Andrew and I often wonder if her big personality developed to try to be noticed among meltdowns and self-harm situations.



Today, on World Autism Day, I want to take the time not only to recognize the children living with autism and how wonderful, bright and kind they are.  But to recognize the toll it takes on the family.  That kind of awareness is overlooked because we love our children! I love my son to death!  I'd do anything for him!  But raising a child on the spectrum is HARD. And it doesn't make you less of a mother, father, sister, brother or grandparent to admit it.  Sometimes we need help!  The divorce rate among couples parenting an autistic child is much higher than the average divorce rate.  Research has found that parents of adolescents who are autistic have PTSD levels that match those of soldiers returning from war according to CNN.  And 30% of mothers who raise autistic children need psychiatric help and medication for depression and anxiety to cope with the day today reality of their lives!  I write this  not to create pity or to make mothers of children with ASD martyrs. But to say if you as a mother need help, you're normal and it's ok.  And if you know a mother who seems to be less social or stressed, offer a helping hand.

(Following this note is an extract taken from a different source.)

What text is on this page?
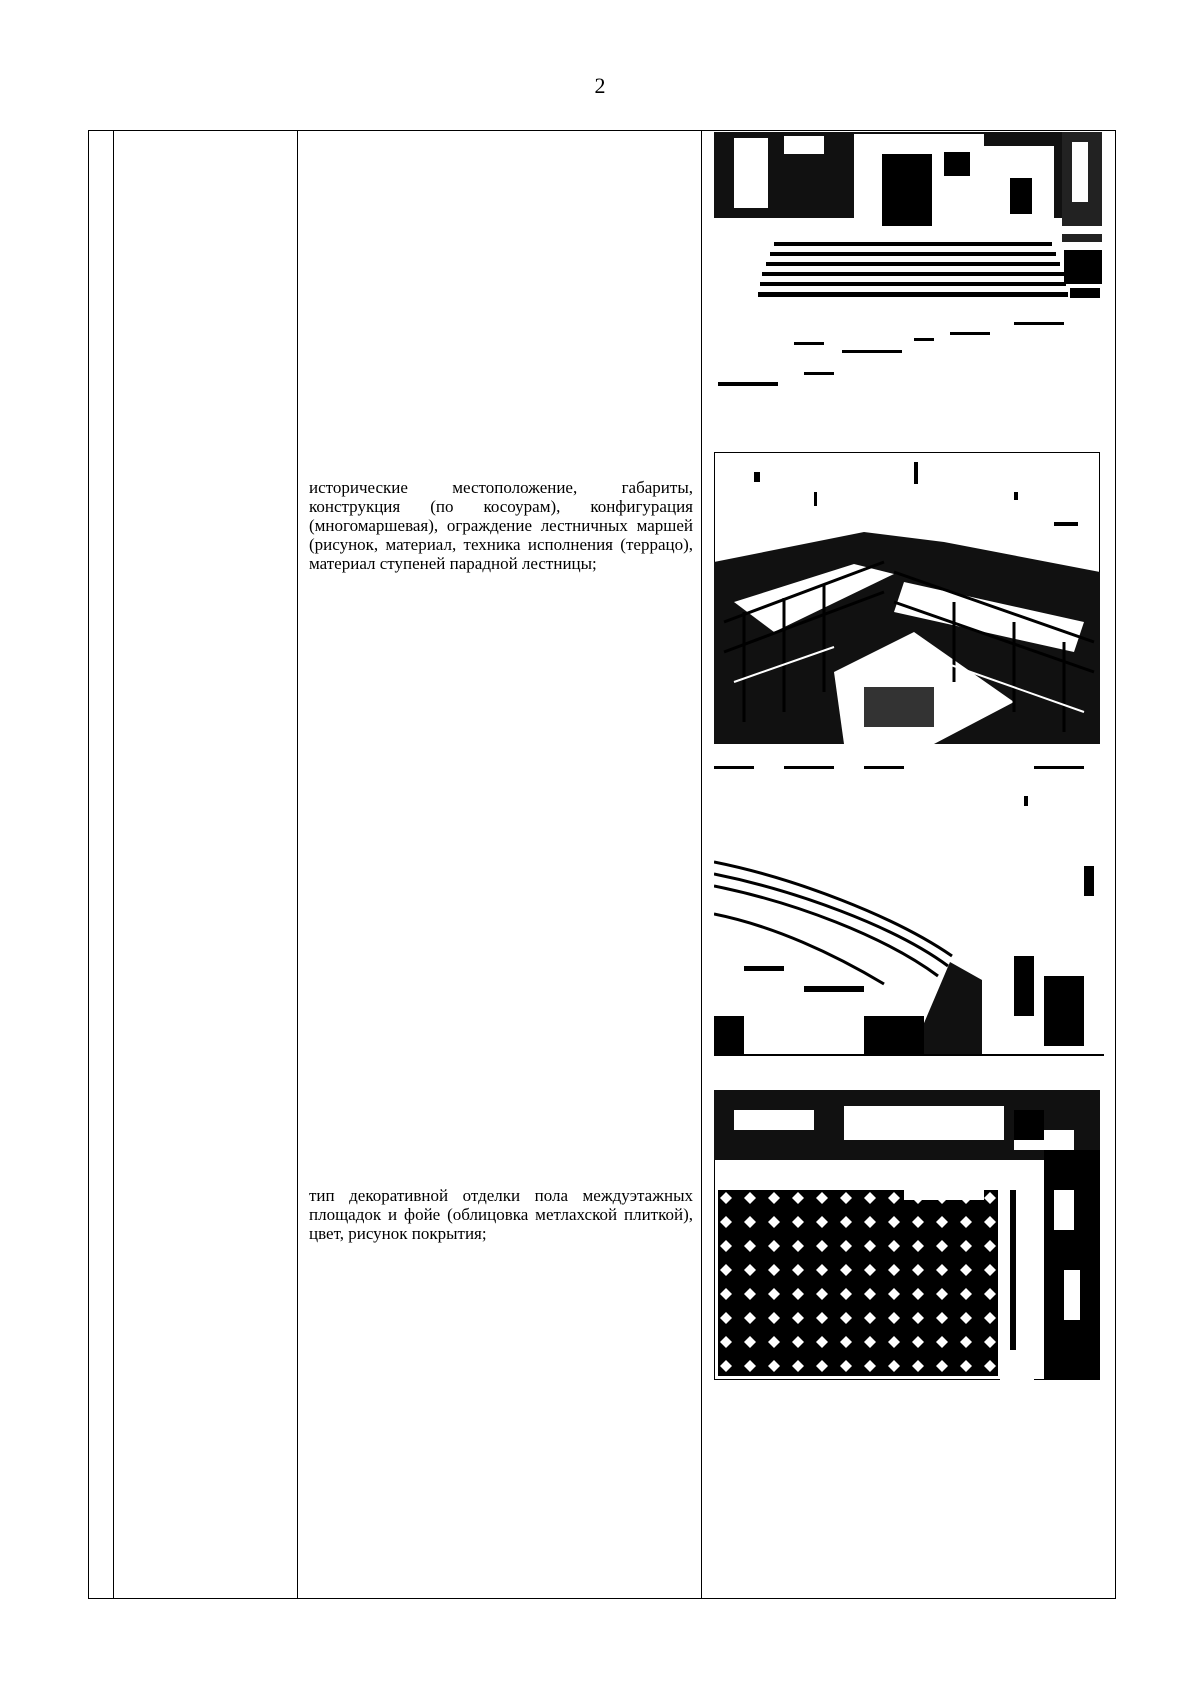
2
исторические местоположение, габариты, конструкция (по косоурам), конфигурация (многомаршевая), ограждение лестничных маршей (рисунок, материал, техника исполнения (террацо), материал ступеней парадной лестницы;
тип декоративной отделки пола междуэтажных площадок и фойе (облицовка метлахской плиткой), цвет, рисунок покрытия;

No two children diagnosed on the spectrum are exactly the same.  In my immediate family we have four. And all four fall in very different areas on the spectrum.  But all of them are intriguing, hilarious, intelligent, loving and special.  The world will be a different place because they were brought to it.  They are here to teach us about the power of the human mind.  To teach us different ISN'T less.  To remind us of the creativity we've lost as a society and the childlike wonder we skip over in favor of a standardized test.  They are gifts, meant to bring us together in celebration, understanding and empathy.  And that is what Autism Awareness month is all about.  Focus on the able, not on the label.

I read the quotation a while back and it has brought me joy and so I will sign off by sharing it with you today:

"It takes a village to raise a child; but it takes a child with autism to raise the consciousness of a village."